Bir çizgiden direnişe, bir hayalden gerçeğe

Hanzala, bir çizgiden fazlası oldu.
Onun varlığı, bugün küresel bir farkındalık hareketine dönüştü.
Görseller, duvar resimleri, sosyal medya paylaşımları; hepsi tek bir gerçeği haykırıyor:
"Gazze’nin çocukları, sessiz kalınacak kadar uzak değil; tam kalbimizde, vicdanımızda yaşıyor."

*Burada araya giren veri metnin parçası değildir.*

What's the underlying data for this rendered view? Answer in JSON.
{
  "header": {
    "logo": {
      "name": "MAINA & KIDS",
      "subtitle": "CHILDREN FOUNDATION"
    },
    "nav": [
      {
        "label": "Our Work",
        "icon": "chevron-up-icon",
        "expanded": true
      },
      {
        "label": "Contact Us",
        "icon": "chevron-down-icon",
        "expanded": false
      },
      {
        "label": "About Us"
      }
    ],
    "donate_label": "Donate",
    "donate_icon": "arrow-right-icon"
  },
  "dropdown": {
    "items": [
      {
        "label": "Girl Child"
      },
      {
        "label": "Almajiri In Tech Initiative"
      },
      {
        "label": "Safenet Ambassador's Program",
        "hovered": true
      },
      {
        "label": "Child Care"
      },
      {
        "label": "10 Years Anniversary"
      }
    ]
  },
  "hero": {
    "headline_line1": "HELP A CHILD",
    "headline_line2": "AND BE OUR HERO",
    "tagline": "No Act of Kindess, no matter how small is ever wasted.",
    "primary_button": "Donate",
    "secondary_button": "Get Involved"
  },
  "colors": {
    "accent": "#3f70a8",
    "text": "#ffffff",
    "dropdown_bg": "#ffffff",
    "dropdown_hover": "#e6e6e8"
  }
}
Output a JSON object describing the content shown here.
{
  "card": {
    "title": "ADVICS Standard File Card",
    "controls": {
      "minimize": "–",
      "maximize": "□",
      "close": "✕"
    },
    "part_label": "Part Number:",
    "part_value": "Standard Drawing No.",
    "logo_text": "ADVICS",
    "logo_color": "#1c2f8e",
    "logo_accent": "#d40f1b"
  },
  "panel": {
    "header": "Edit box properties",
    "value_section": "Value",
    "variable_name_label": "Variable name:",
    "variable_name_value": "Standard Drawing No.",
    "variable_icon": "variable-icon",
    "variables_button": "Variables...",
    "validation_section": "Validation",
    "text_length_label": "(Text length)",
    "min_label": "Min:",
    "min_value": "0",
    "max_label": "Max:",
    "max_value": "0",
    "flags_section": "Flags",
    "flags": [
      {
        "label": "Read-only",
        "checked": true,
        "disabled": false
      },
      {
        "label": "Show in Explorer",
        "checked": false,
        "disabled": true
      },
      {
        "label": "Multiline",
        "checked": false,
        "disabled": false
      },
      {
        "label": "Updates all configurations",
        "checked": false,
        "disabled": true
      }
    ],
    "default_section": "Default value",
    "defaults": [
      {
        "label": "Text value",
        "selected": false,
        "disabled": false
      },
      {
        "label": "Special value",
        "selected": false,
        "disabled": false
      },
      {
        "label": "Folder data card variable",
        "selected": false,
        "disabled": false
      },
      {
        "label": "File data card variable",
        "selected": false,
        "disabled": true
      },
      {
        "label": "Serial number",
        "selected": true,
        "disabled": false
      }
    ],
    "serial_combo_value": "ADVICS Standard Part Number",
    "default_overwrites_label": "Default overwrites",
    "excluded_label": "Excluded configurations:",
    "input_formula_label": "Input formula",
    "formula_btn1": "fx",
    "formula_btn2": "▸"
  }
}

Ve berrâk bir gökte çocuklar aşkına savaşmak; hayalin değil, hakikatin peşinden gitmektir.
Gözümüzü kapatmayalım; Hanzala’nın sırtını dönmesinin ardındaki utancı görelim ve yüzünü döndürdüğü tarafa, yani mazlumun yarınlarına, birlikte yürüyelim.

#HanzalaReturnsForGaza; mazlum çocukların nefesini, düşlerini, bir sabah sessizce vurulmasınlar diye korumak içindir.
Berrâk bir gökyüzünü savunmak; temiz bir vicdanla, insanlığın onurunu savunmaktır.
Ve en çok da, çocuklar aşkına savaşmak; çünkü onlar yaşasın diye, hepimiz insan kaldık.


Berrâk Bir Gökte, Çocuklar Aşkına

Berrâk bir gökte, suskun bulutlar
Gölgeler düşürür masum alnına Gazze’nin
Sırtını dönmüş bir çocuk bakar ufka,
Bir avuç umudu dökülmesin diye avuçlarından.

Gözyaşından damla damla büyür zeytin dalları,
Taş duvarların arasında filiz verir sessiz dualar.
Hanzala döner, elleriyle tutar kırık düşleri,
Bir çocuğun kalbinde saklı kalmış sabahları.

Savaş meydanı değildir yalnızca barutun,
En çok da vicdanın, kalemin ve kelâmın.
Çocuklar aşkına savaşmak:
Bir parça gökyüzünü savunmaktır bombalara karşı.

Kırılmasın diye bakışları,
Solmasın diye sesleri…
Bir çocuğun gülüşü kadar berrak,
Bir annenin duası kadar derin.

Berrâk bir gökte, rüzgâr taşır umutları,
Hanzala susmaz, döner yine aramıza.
Ve biz, suskun kalmayız;
Çünkü çocuklar yaşasın diye, insan kalırız.